CHICAGO Short-term treatment with oral corticosteroids doesn't appear to prevent infants with hemangiomas from achieving normal height, based on data from a study of 44 children with infant hemangiomas who were treated with corticosteroids for an average of 14 months.
All but two children (95%) had grown to within two standard deviations of their predicted normal heights by the time they were approximately 5 years old. The predicted normal heights were based on the average midparental height, which is a formula for predicting a child's normal adult height based on the heights of both parents. For the general population, the expected future height falls within two standard deviations of the midparental height.
"Our research question was whether short-term corticosteroids impacted long-term growth," said Dr. Perla Lansang, who presented the findings at the annual meeting of the Society for Pediatric Dermatology.
The efficacy of treating large infant hemangiomas with oral corticosteroids has been well documented, but short-term growth retardation is a common side effect and the potential for long-term growth retardation remains a concern, said Dr. Lansang, a dermatologist who conducted the study at the Hospital for Sick Children, Toronto, as part of a resident research award from the society.

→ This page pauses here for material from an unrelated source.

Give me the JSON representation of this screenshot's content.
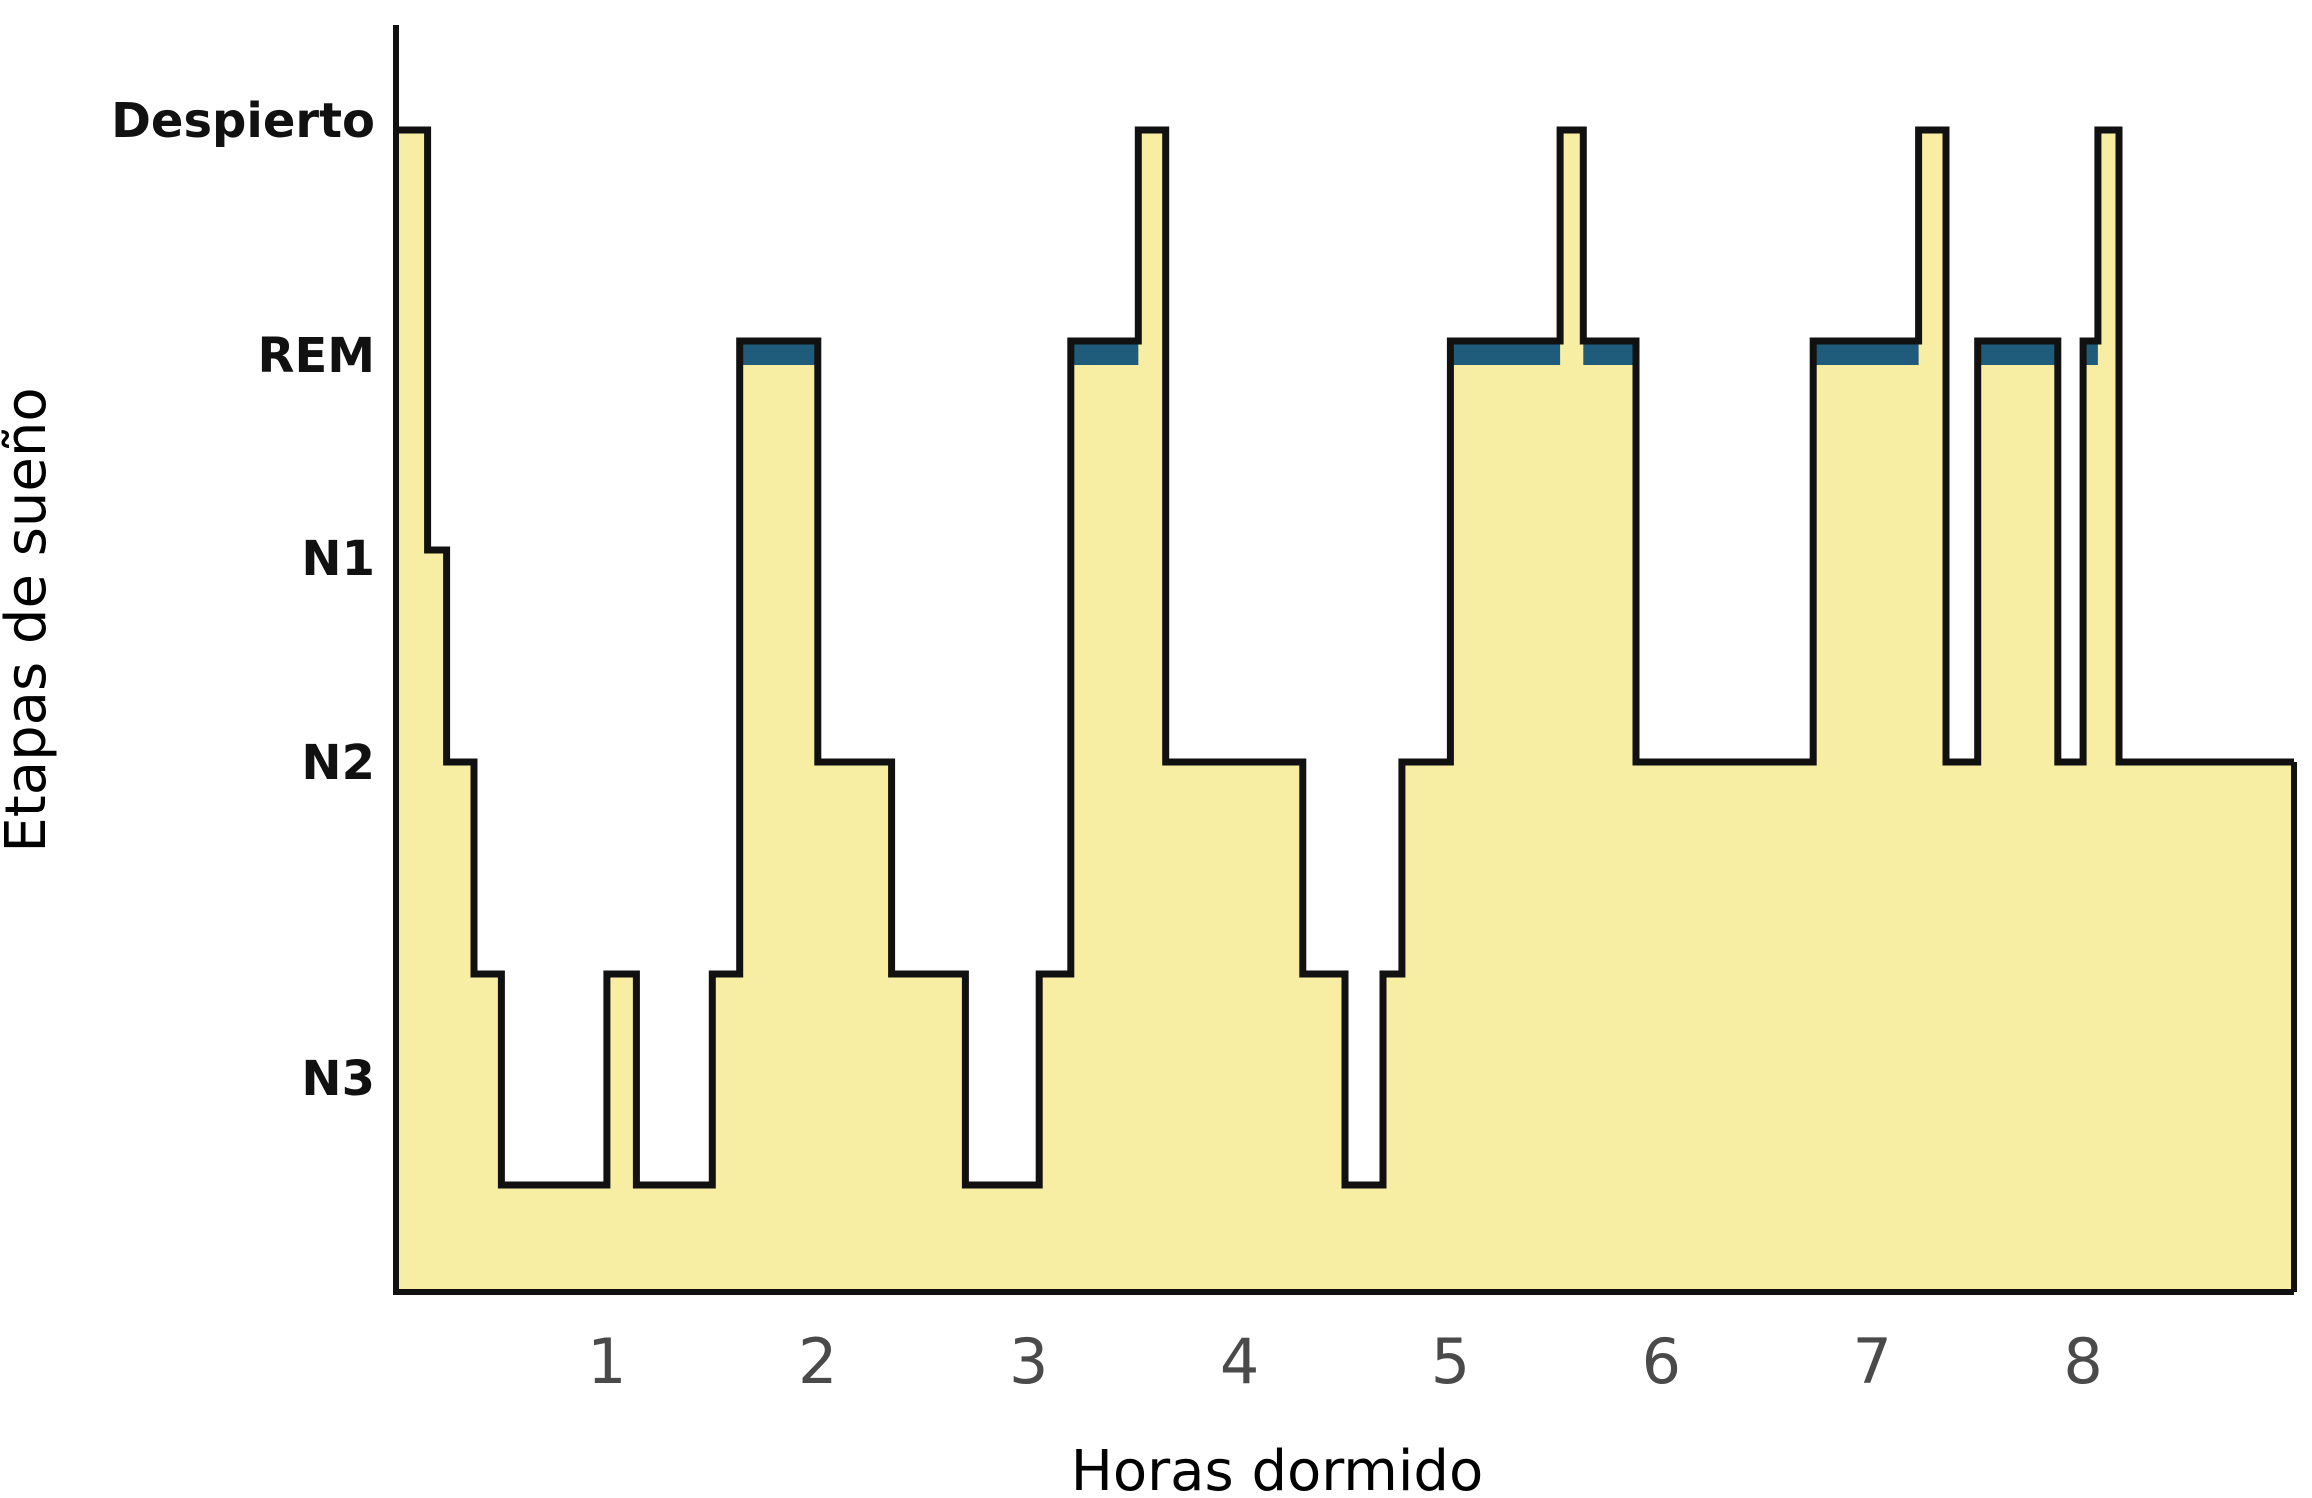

The study population included 8 boys and 36 girls with hemangiomas who were treated with oral corticosteroids at the hospital between January 2000 and December 2005. Children with other metabolic conditions or those who were taking corticosteroids for other reasons were excluded. The children started taking oral corticosteroids at an average of 3 months of age, and the average dosage was 2.2 mg/kg per day. Although all the children experienced growth retardation while taking the steroids, the steepest drop off the growth curve occurred primarily during the first 3 to 4 months of treatment, Dr. Lansang noted.

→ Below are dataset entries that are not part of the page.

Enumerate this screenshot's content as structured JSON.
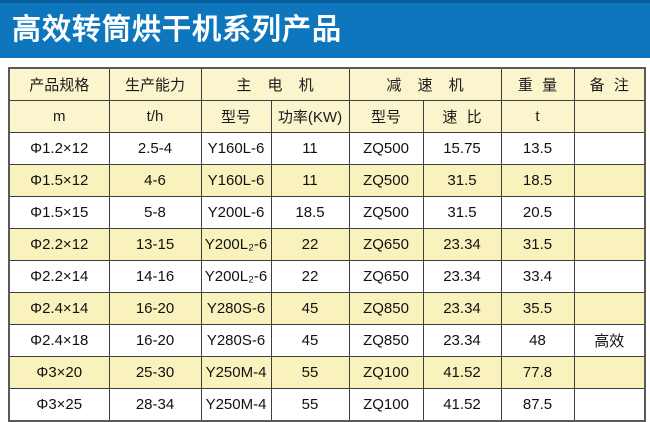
{
  "title": "高效转筒烘干机系列产品",
  "colors": {
    "banner_blue": "#0d76bd",
    "banner_top_edge": "#0a5f9e",
    "header_cream": "#fbf5cd",
    "alt_row_yellow": "#faf2bd",
    "border": "#3f3f3f",
    "title_text": "#ffffff"
  },
  "table": {
    "header_row1": [
      {
        "label": "产品规格"
      },
      {
        "label": "生产能力"
      },
      {
        "label": "主 电 机"
      },
      {
        "label": "减 速 机"
      },
      {
        "label": "重 量"
      },
      {
        "label": "备 注"
      }
    ],
    "header_row2": [
      {
        "label": "m"
      },
      {
        "label": "t/h"
      },
      {
        "label": "型号"
      },
      {
        "label": "功率(KW)"
      },
      {
        "label": "型号"
      },
      {
        "label": "速 比"
      },
      {
        "label": "t"
      },
      {
        "label": ""
      }
    ],
    "columns": [
      "spec",
      "capacity",
      "motor-model",
      "motor-power",
      "reducer-model",
      "reducer-ratio",
      "weight",
      "remark"
    ],
    "rows": [
      [
        "Φ1.2×12",
        "2.5-4",
        "Y160L-6",
        "11",
        "ZQ500",
        "15.75",
        "13.5",
        ""
      ],
      [
        "Φ1.5×12",
        "4-6",
        "Y160L-6",
        "11",
        "ZQ500",
        "31.5",
        "18.5",
        ""
      ],
      [
        "Φ1.5×15",
        "5-8",
        "Y200L-6",
        "18.5",
        "ZQ500",
        "31.5",
        "20.5",
        ""
      ],
      [
        "Φ2.2×12",
        "13-15",
        "Y200L₂-6",
        "22",
        "ZQ650",
        "23.34",
        "31.5",
        ""
      ],
      [
        "Φ2.2×14",
        "14-16",
        "Y200L₂-6",
        "22",
        "ZQ650",
        "23.34",
        "33.4",
        ""
      ],
      [
        "Φ2.4×14",
        "16-20",
        "Y280S-6",
        "45",
        "ZQ850",
        "23.34",
        "35.5",
        ""
      ],
      [
        "Φ2.4×18",
        "16-20",
        "Y280S-6",
        "45",
        "ZQ850",
        "23.34",
        "48",
        "高效"
      ],
      [
        "Φ3×20",
        "25-30",
        "Y250M-4",
        "55",
        "ZQ100",
        "41.52",
        "77.8",
        ""
      ],
      [
        "Φ3×25",
        "28-34",
        "Y250M-4",
        "55",
        "ZQ100",
        "41.52",
        "87.5",
        ""
      ]
    ]
  }
}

The children's growth resumed after an average of 8 months of treatment, but the most rapid increase in catch-up growth occurred during the first 2 years after the children stopped taking corticosteroids. The mechanism of action for growth velocity patterns after the discontinuation of steroid use is not well understood, but by the end of the study most of the children were on track to achieve their normal height based on midparental height, Dr. Lansang said. The findings may ease clinicians' and parents' concerns about long-term growth outcomes for these children.